Wednesday, May 14, 2014

2 Thessalonians 2:13-14

We all love to be loved. It is almost as if we were created with a capacity, a desire to be loved. It seems that we are hard-wired to want love from others. Many people seek love wherever they can find it, often settling for cheap substitutes. Others find frustration and isolation when the ones they seek love from withhold it. When we come to our text today, Paul tells the believers that if they are truly believers in the saving work of Jesus, they are “loved of the Lord.” They are loved by the one Who created the desire to be loved inside of them, a desire that can only truly be fulfilled when they receive His love. In 1 John 4, John tells us that we can only love Him, “because He first loved us.” All love in our relationship with God starts with Him.

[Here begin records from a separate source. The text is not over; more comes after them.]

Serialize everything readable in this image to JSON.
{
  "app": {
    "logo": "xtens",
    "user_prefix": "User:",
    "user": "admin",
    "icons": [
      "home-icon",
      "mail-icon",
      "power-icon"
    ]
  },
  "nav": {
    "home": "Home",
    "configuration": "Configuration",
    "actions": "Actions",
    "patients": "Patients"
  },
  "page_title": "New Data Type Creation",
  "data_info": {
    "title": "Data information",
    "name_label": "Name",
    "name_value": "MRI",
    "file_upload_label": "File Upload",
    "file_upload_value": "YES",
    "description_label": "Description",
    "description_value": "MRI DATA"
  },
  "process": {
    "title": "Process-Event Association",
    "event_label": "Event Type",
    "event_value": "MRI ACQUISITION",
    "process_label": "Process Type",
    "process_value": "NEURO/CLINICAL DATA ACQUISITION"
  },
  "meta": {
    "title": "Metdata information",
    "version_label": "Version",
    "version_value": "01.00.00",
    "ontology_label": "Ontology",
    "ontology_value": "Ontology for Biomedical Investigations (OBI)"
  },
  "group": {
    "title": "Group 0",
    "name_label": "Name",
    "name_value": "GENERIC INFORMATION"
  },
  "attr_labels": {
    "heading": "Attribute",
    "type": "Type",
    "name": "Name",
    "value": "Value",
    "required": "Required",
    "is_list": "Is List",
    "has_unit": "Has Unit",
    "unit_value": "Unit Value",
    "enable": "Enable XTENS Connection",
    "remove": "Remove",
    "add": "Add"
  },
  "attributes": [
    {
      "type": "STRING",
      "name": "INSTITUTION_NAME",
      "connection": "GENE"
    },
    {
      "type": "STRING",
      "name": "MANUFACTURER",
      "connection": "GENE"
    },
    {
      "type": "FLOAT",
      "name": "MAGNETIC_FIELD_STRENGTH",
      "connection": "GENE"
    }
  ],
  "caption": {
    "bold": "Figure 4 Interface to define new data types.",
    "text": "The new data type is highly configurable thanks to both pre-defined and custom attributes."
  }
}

And this is not a generic love. This is a very specific love. It was unsolicited. It was uninstigated. It was uninfluenced. He of His own sovereign plan chose to love us before we were ever born. He chose to love us before He even created the entire universe. Paul says in Ephesians 1 that it was this same love that led Him to choose us “before the foundation of the world.” Again in today’s text we see this played out when Paul writes that “God hath from the beginning chosen you to salvation through sanctification.” This is a crowning characteristic of God’s love. Even before we were lovable, seeing that He could work in us and purify us, He chose to extend His loving grace to us. Which brings me to the third point of today’s text.

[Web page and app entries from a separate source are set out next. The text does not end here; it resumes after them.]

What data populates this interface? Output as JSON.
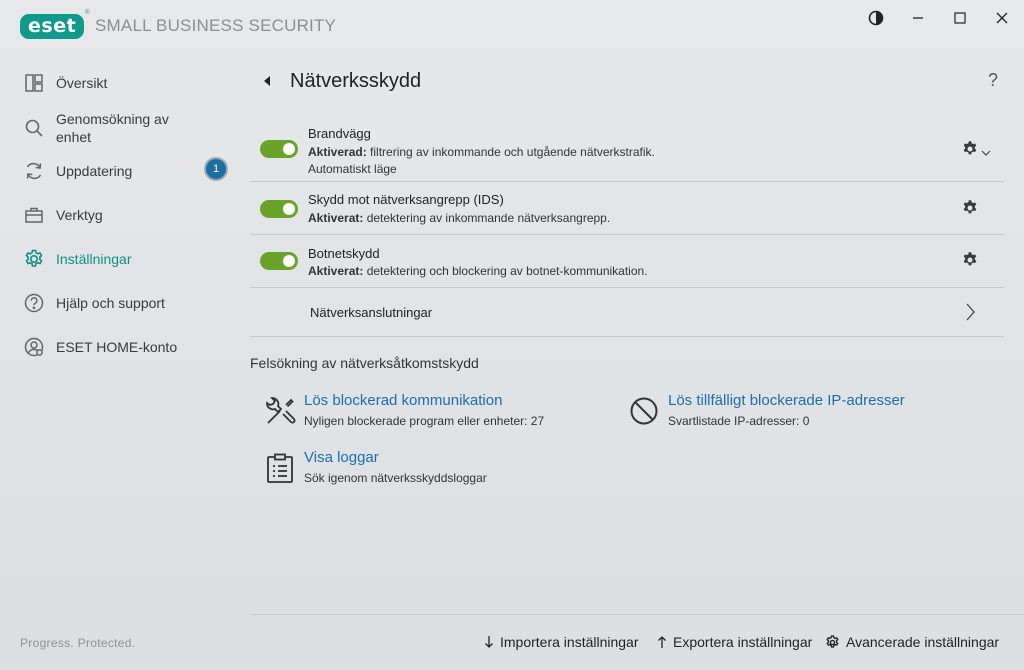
{
  "app": {
    "logo_text": "eset",
    "logo_tm": "®",
    "product": "SMALL BUSINESS SECURITY",
    "tagline": "Progress. Protected."
  },
  "window_controls": [
    "contrast-icon",
    "minimize-icon",
    "maximize-icon",
    "close-icon"
  ],
  "sidebar": {
    "items": [
      {
        "label": "Översikt",
        "icon": "overview-icon"
      },
      {
        "label": "Genomsökning av enhet",
        "icon": "search-icon"
      },
      {
        "label": "Uppdatering",
        "icon": "refresh-icon",
        "badge": "1"
      },
      {
        "label": "Verktyg",
        "icon": "briefcase-icon"
      },
      {
        "label": "Inställningar",
        "icon": "gear-icon",
        "active": true
      },
      {
        "label": "Hjälp och support",
        "icon": "help-icon"
      },
      {
        "label": "ESET HOME-konto",
        "icon": "account-icon"
      }
    ]
  },
  "page": {
    "title": "Nätverksskydd",
    "help": "?"
  },
  "modules": [
    {
      "title": "Brandvägg",
      "status": "Aktiverad:",
      "desc": "filtrering av inkommande och utgående nätverkstrafik.",
      "sub": "Automatiskt läge",
      "enabled": true
    },
    {
      "title": "Skydd mot nätverksangrepp (IDS)",
      "status": "Aktiverat:",
      "desc": "detektering av inkommande nätverksangrepp.",
      "enabled": true
    },
    {
      "title": "Botnetskydd",
      "status": "Aktiverat:",
      "desc": "detektering och blockering av botnet-kommunikation.",
      "enabled": true
    }
  ],
  "connections": {
    "label": "Nätverksanslutningar"
  },
  "troubleshoot": {
    "title": "Felsökning av nätverksåtkomstskydd",
    "tools": [
      {
        "link": "Lös blockerad kommunikation",
        "desc": "Nyligen blockerade program eller enheter: 27",
        "icon": "tools-icon"
      },
      {
        "link": "Lös tillfälligt blockerade IP-adresser",
        "desc": "Svartlistade IP-adresser: 0",
        "icon": "block-icon"
      },
      {
        "link": "Visa loggar",
        "desc": "Sök igenom nätverksskyddsloggar",
        "icon": "clipboard-icon"
      }
    ]
  },
  "footer": {
    "import": "Importera inställningar",
    "export": "Exportera inställningar",
    "advanced": "Avancerade inställningar"
  },
  "colors": {
    "accent": "#0f9a8c",
    "toggle_on": "#6aa32a",
    "link": "#1b6eb0",
    "badge": "#1d6ea0"
  }
}
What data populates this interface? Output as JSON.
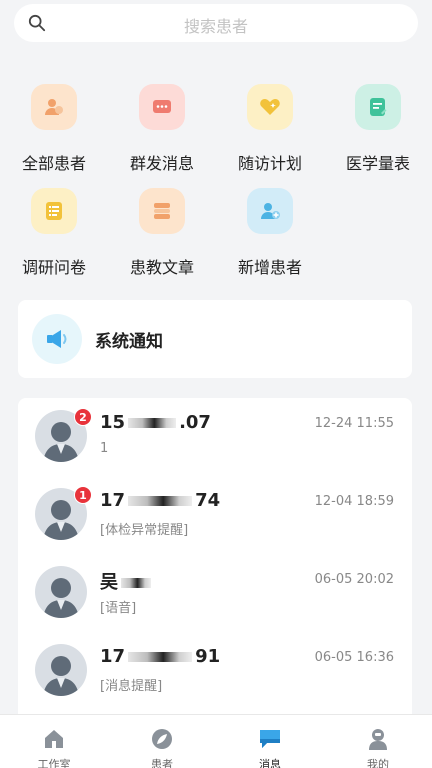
{
  "search": {
    "placeholder": "搜索患者",
    "icon": "search-icon"
  },
  "grid": [
    {
      "label": "全部患者",
      "icon": "all-patients-icon",
      "bg": "#fde4cc",
      "fg": "#f1a16a"
    },
    {
      "label": "群发消息",
      "icon": "broadcast-message-icon",
      "bg": "#fddbd7",
      "fg": "#ef7b6f"
    },
    {
      "label": "随访计划",
      "icon": "followup-plan-icon",
      "bg": "#fdf0c5",
      "fg": "#f2c23a"
    },
    {
      "label": "医学量表",
      "icon": "medical-scale-icon",
      "bg": "#cdf0e5",
      "fg": "#3fc29a"
    },
    {
      "label": "调研问卷",
      "icon": "questionnaire-icon",
      "bg": "#fdf0c5",
      "fg": "#f2c23a"
    },
    {
      "label": "患教文章",
      "icon": "education-article-icon",
      "bg": "#fde4cc",
      "fg": "#f1a16a"
    },
    {
      "label": "新增患者",
      "icon": "add-patient-icon",
      "bg": "#d2ecf8",
      "fg": "#4cb3e3"
    }
  ],
  "notice": {
    "title": "系统通知",
    "icon": "speaker-icon"
  },
  "messages": [
    {
      "name_prefix": "15",
      "name_suffix": ".07",
      "badge": "2",
      "subtitle": "1",
      "time": "12-24 11:55"
    },
    {
      "name_prefix": "17",
      "name_suffix": "74",
      "badge": "1",
      "subtitle": "[体检异常提醒]",
      "time": "12-04 18:59"
    },
    {
      "name_prefix": "吴",
      "name_suffix": "",
      "badge": "",
      "subtitle": "[语音]",
      "time": "06-05 20:02"
    },
    {
      "name_prefix": "17",
      "name_suffix": "91",
      "badge": "",
      "subtitle": "[消息提醒]",
      "time": "06-05 16:36"
    }
  ],
  "tabs": [
    {
      "label": "工作室",
      "icon": "home-icon",
      "active": false
    },
    {
      "label": "患者",
      "icon": "leaf-icon",
      "active": false
    },
    {
      "label": "消息",
      "icon": "chat-icon",
      "active": true
    },
    {
      "label": "我的",
      "icon": "profile-icon",
      "active": false
    }
  ],
  "colors": {
    "accent": "#3aa6e8",
    "badge": "#e8333b",
    "background": "#f3f4f6"
  }
}
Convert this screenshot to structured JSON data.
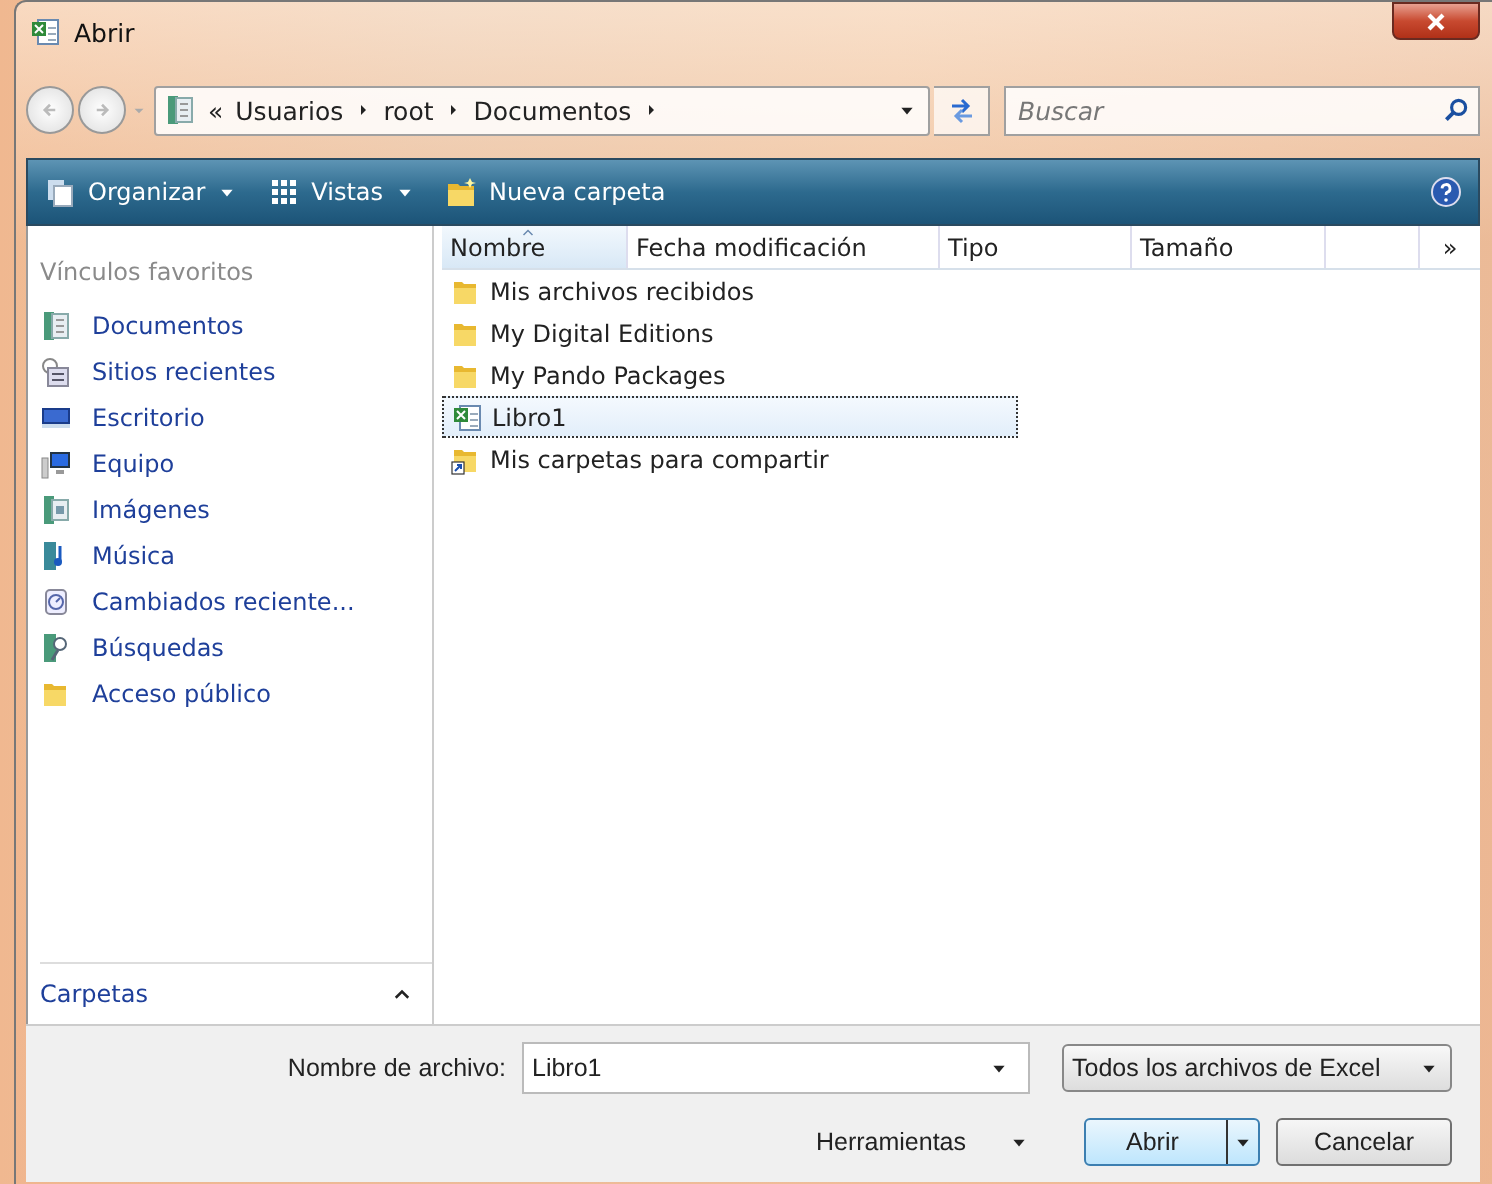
{
  "window": {
    "title": "Abrir"
  },
  "address": {
    "overflow": "«",
    "crumbs": [
      "Usuarios",
      "root",
      "Documentos"
    ]
  },
  "search": {
    "placeholder": "Buscar"
  },
  "toolbar": [
    {
      "label": "Organizar",
      "kind": "organize"
    },
    {
      "label": "Vistas",
      "kind": "views"
    },
    {
      "label": "Nueva carpeta",
      "kind": "newfolder"
    }
  ],
  "sidebar": {
    "heading": "Vínculos favoritos",
    "items": [
      {
        "label": "Documentos",
        "kind": "documents"
      },
      {
        "label": "Sitios recientes",
        "kind": "recent"
      },
      {
        "label": "Escritorio",
        "kind": "desktop"
      },
      {
        "label": "Equipo",
        "kind": "computer"
      },
      {
        "label": "Imágenes",
        "kind": "pictures"
      },
      {
        "label": "Música",
        "kind": "music"
      },
      {
        "label": "Cambiados reciente...",
        "kind": "changed"
      },
      {
        "label": "Búsquedas",
        "kind": "searches"
      },
      {
        "label": "Acceso público",
        "kind": "folder"
      }
    ],
    "footer": "Carpetas",
    "footer_expanded": true
  },
  "table": {
    "columns": [
      {
        "label": "Nombre",
        "sorted": true
      },
      {
        "label": "Fecha modificación",
        "sorted": false
      },
      {
        "label": "Tipo",
        "sorted": false
      },
      {
        "label": "Tamaño",
        "sorted": false
      }
    ],
    "more": "»",
    "rows": [
      {
        "name": "Mis archivos recibidos",
        "kind": "folder",
        "selected": false
      },
      {
        "name": "My Digital Editions",
        "kind": "folder",
        "selected": false
      },
      {
        "name": "My Pando Packages",
        "kind": "folder",
        "selected": false
      },
      {
        "name": "Libro1",
        "kind": "excel",
        "selected": true
      },
      {
        "name": "Mis carpetas para compartir",
        "kind": "shortcut",
        "selected": false
      }
    ]
  },
  "filename": {
    "label": "Nombre de archivo:",
    "value": "Libro1"
  },
  "filetype": {
    "value": "Todos los archivos de Excel"
  },
  "tools": "Herramientas",
  "buttons": [
    {
      "label": "Abrir",
      "kind": "split",
      "default": true
    },
    {
      "label": "Cancelar",
      "kind": "plain",
      "default": false
    }
  ]
}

God loves us. Because God loved us, He chose us. Finally, God loved us, and chose us so that we might grow in sanctification. Sanctification is the natural process whereby the Spirit’s power and assistance we systematically kill sin in our lives. In 1 Peter 1, Peter put it this way, “As He which has called you is holy, so be ye holy.” We don’t accept the uninfluenced love and acceptance of God and then remain indifferent to our sin. Rather we see that He loved us, and we return that love by mortifying (killing) the very things that displease Him. We see this as a theme in Scripture. Starting with the family of Noah, then of Abraham and the subsequent nation of Israel, God continually worked in Scripture to call people to himself. In Deuteronomy 7, God clarifies this special choosing of Israel. He chose them so that they would be a holy people unto Himself. That they would leave off their pursuit of sin, and pursue knowing Him and living pure lives before Him.

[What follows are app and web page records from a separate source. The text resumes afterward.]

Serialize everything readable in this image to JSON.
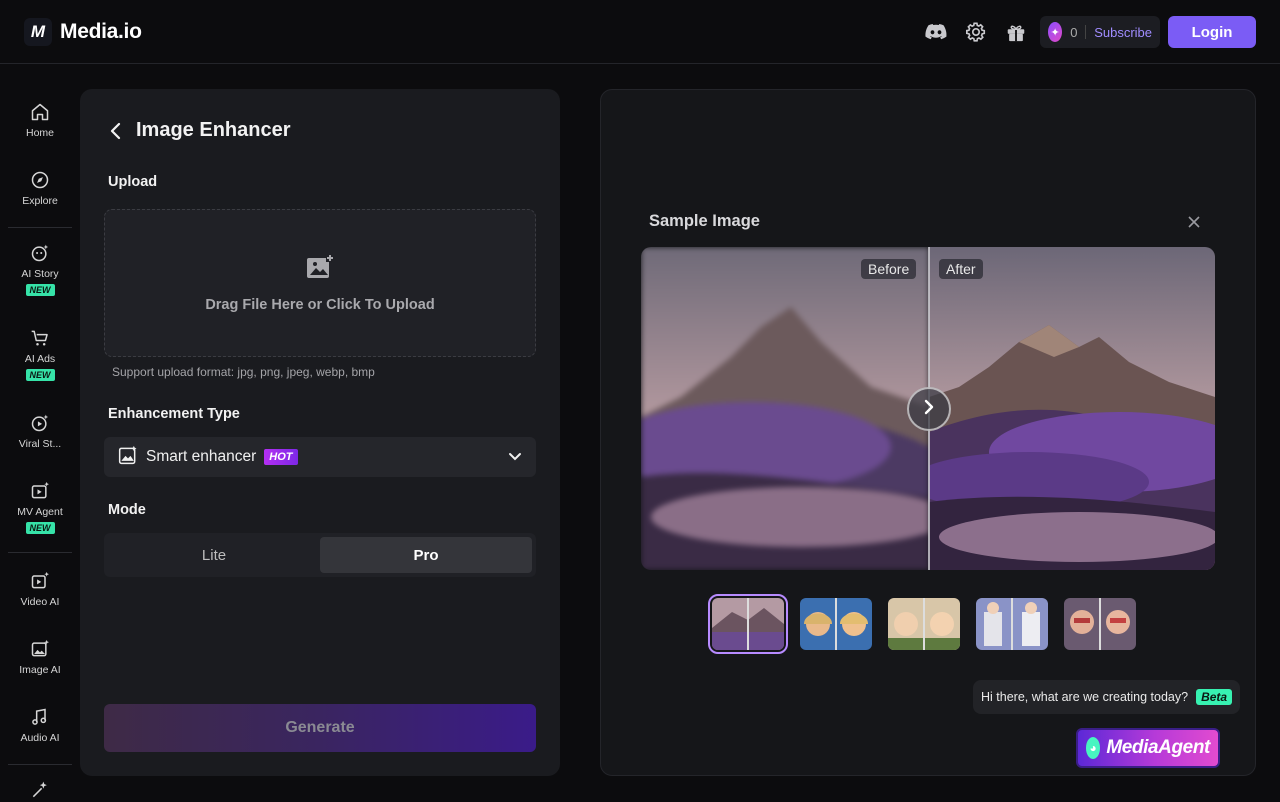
{
  "header": {
    "logo_mark": "M",
    "logo_text": "Media.io",
    "icons": [
      "discord-icon",
      "settings-icon",
      "gift-icon"
    ],
    "credits": "0",
    "subscribe": "Subscribe",
    "login": "Login"
  },
  "sidebar": {
    "items": [
      {
        "label": "Home",
        "icon": "home-icon"
      },
      {
        "label": "Explore",
        "icon": "compass-icon"
      },
      {
        "label": "AI Story",
        "icon": "ai-story-icon",
        "badge": "NEW"
      },
      {
        "label": "AI Ads",
        "icon": "cart-icon",
        "badge": "NEW"
      },
      {
        "label": "Viral St...",
        "icon": "viral-icon"
      },
      {
        "label": "MV Agent",
        "icon": "mv-agent-icon",
        "badge": "NEW"
      },
      {
        "label": "Video AI",
        "icon": "video-ai-icon"
      },
      {
        "label": "Image AI",
        "icon": "image-ai-icon"
      },
      {
        "label": "Audio AI",
        "icon": "audio-ai-icon"
      }
    ]
  },
  "tool": {
    "title": "Image Enhancer",
    "upload_label": "Upload",
    "upload_text": "Drag File Here or Click To Upload",
    "upload_hint": "Support upload format: jpg, png, jpeg, webp, bmp",
    "type_label": "Enhancement Type",
    "type_value": "Smart enhancer",
    "type_badge": "HOT",
    "mode_label": "Mode",
    "modes": [
      "Lite",
      "Pro"
    ],
    "active_mode": "Pro",
    "generate": "Generate"
  },
  "preview": {
    "title": "Sample Image",
    "before": "Before",
    "after": "After",
    "thumb_count": 5,
    "selected_thumb": 0
  },
  "assistant": {
    "greeting": "Hi there, what are we creating today?",
    "badge": "Beta",
    "name": "MediaAgent"
  },
  "colors": {
    "accent": "#7b5cf5",
    "new_badge": "#36e3a8",
    "hot_badge": "#b42ff3"
  }
}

Similarly, we see in 1 Peter 1, that God has chosen His people “according to foreknowledge…unto obedience.” It is His desire that all who believe in the saving work of Jesus become holy, obedient, and purified Christians. Knowing that it is His love and His choosing of us that accomplishes our salvation, should leave us not just pursuant of holiness, but also with a great confidence that if He accomplished it, we can’t lose it. It would take a large measure of arrogance to say that we keep ourselves saved. Our fallen nature would certainly prevent that. Instead we realize that He which “hath begun a good work” in us will see it to completion one day in heaven.

Food For Thought: What three things did Paul teach the Thessalonians about their relationship with the God who saved them? How should these things bring assurance not frustration?